In Nevada incumbent GOP Sen. Dean Heller managed to hold off Democratic Rep. Shelley Berkley, besting her by 1 percentage point.

Senate Majority Leader Harry Reid (D-Nev.), who will keep his job, offered a warning and a bit of an olive branch, saying he believed the parties would be able to work together in the upper chamber.

"Now that the election is over, it's time to put politics aside and work together to find solutions," Reid said. "The strategy of obstruction, gridlock and delay was soundly rejected by the American people. Now, they are looking to us for solutions."

He also signaled that he might be ready to jump right into tackling a major challenge -- the looming fiscal cliff.

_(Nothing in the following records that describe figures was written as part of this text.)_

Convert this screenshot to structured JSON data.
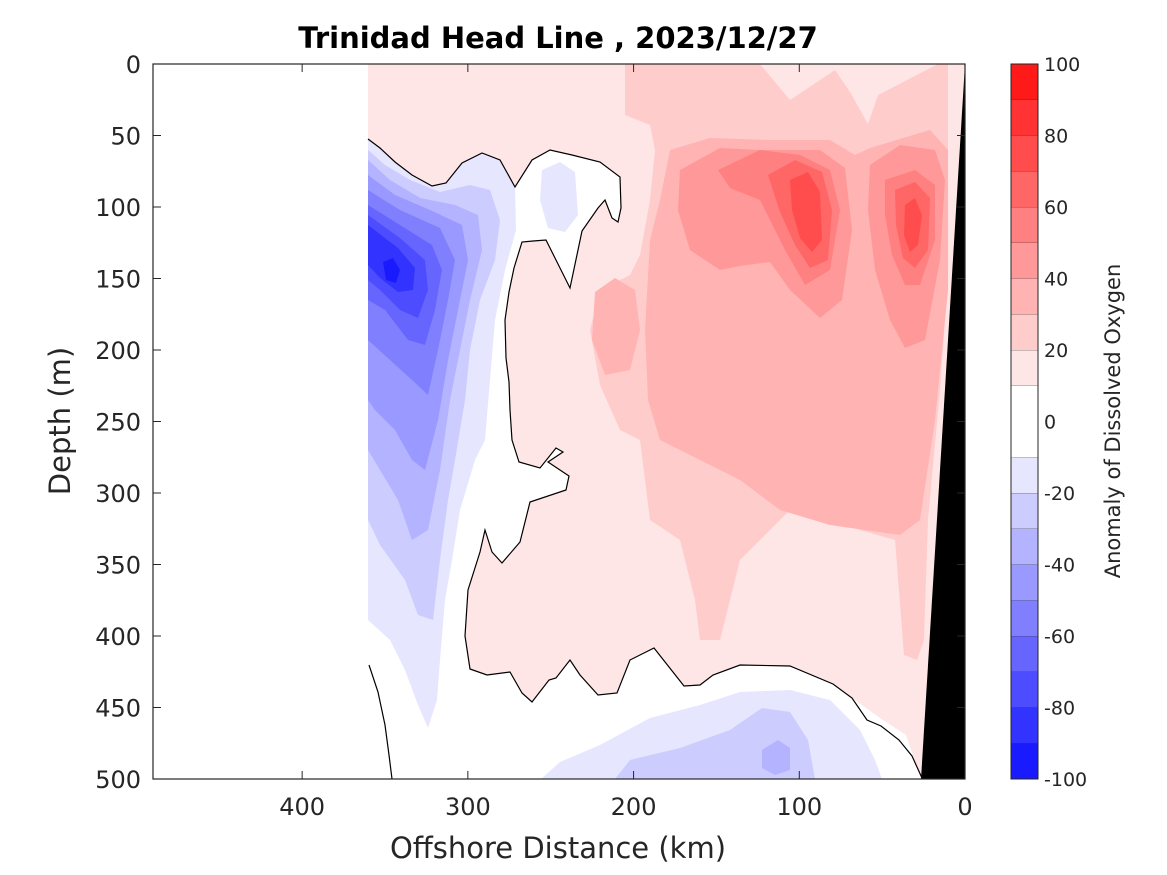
{
  "chart_data": {
    "type": "heatmap",
    "title": "Trinidad Head Line , 2023/12/27",
    "xlabel": "Offshore Distance (km)",
    "ylabel": "Depth (m)",
    "xlim": [
      490,
      0
    ],
    "ylim": [
      0,
      500
    ],
    "x_reversed": true,
    "y_reversed": true,
    "xticks": [
      400,
      300,
      200,
      100,
      0
    ],
    "yticks": [
      0,
      50,
      100,
      150,
      200,
      250,
      300,
      350,
      400,
      450,
      500
    ],
    "colorbar": {
      "label": "Anomaly of Dissolved Oxygen",
      "min": -100,
      "max": 100,
      "ticks": [
        100,
        80,
        60,
        40,
        20,
        0,
        -20,
        -40,
        -60,
        -80,
        -100
      ],
      "levels": [
        -100,
        -90,
        -80,
        -70,
        -60,
        -50,
        -40,
        -30,
        -20,
        -10,
        10,
        20,
        30,
        40,
        50,
        60,
        70,
        80,
        90,
        100
      ],
      "colors": [
        "#0000ff",
        "#1a1aff",
        "#3333ff",
        "#4d4dff",
        "#6666ff",
        "#8080ff",
        "#9999ff",
        "#b3b3ff",
        "#ccccff",
        "#e6e6ff",
        "#ffffff",
        "#ffe6e6",
        "#ffcccc",
        "#ffb3b3",
        "#ff9999",
        "#ff8080",
        "#ff6666",
        "#ff4d4d",
        "#ff3333",
        "#ff1a1a",
        "#ff0000"
      ]
    },
    "data_extent_km": [
      0,
      360
    ],
    "regions": [
      {
        "name": "nearshore-positive-anomaly",
        "distance_km": [
          0,
          290
        ],
        "depth_m": [
          0,
          470
        ],
        "anomaly": 15
      },
      {
        "name": "positive-core-100km",
        "distance_km": [
          80,
          110
        ],
        "depth_m": [
          80,
          150
        ],
        "anomaly": 65
      },
      {
        "name": "positive-core-30km",
        "distance_km": [
          20,
          40
        ],
        "depth_m": [
          90,
          170
        ],
        "anomaly": 55
      },
      {
        "name": "offshore-negative-core",
        "distance_km": [
          310,
          360
        ],
        "depth_m": [
          100,
          250
        ],
        "anomaly": -85
      },
      {
        "name": "deep-negative-patch",
        "distance_km": [
          100,
          140
        ],
        "depth_m": [
          460,
          500
        ],
        "anomaly": -30
      }
    ],
    "seafloor": {
      "color": "#000000",
      "distance_km_at_top": 0,
      "distance_km_at_bottom": 30
    }
  }
}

"This is no time for excuses," Reid said. "This is no time for putting things off until later. We can achieve big things when we work together. And the middle class is counting on us to achieve big things in the months ahead."

In an early-morning statement, Senate Minority Leader Mitch McConnell (R-Ky.) focused his attention less on the lost opportunities in the Senate, and more on President Obama and the chances of actually working together. He indicated that Obama should not take the Democratic wins as too much of a mandate.

"The American people did two things: they gave President Obama a second chance to fix the problems that even he admits he failed to solve during his first four years in office, and they preserved Republican control of the House of Representatives," McConnell said. "The voters have not endorsed the failures or excesses of the President's first term, they have simply given him more time to finish the job they asked him to do together with a Congress that restored balance to Washington after two years of one-party control. Now it’s time for the President to propose solutions that actually have a chance of passing the Republican-controlled House of Representatives and a closely-divided Senate, step up to the plate on the challenges of the moment, and deliver in a way that he did not in his first four years in office."

Murray's counterpart at the National Republican Senatorial Committee, Sen. John Cornyn (R-Texas), sounded a less confrontational note, conceding defeat and suggesting the GOP had some soul-searching to do.

"It's clear that with our losses in the presidential race, and a number of key Senate races, we have a period of reflection and recalibration ahead for the Republican Party," Cornyn said. "While some will want to blame one wing of the party over the other, the reality is candidates from all corners of our GOP lost tonight. Clearly we have work to do in the weeks and months ahead."

This story has been updated to reflect Sen. Jon Tester's victory in Montana.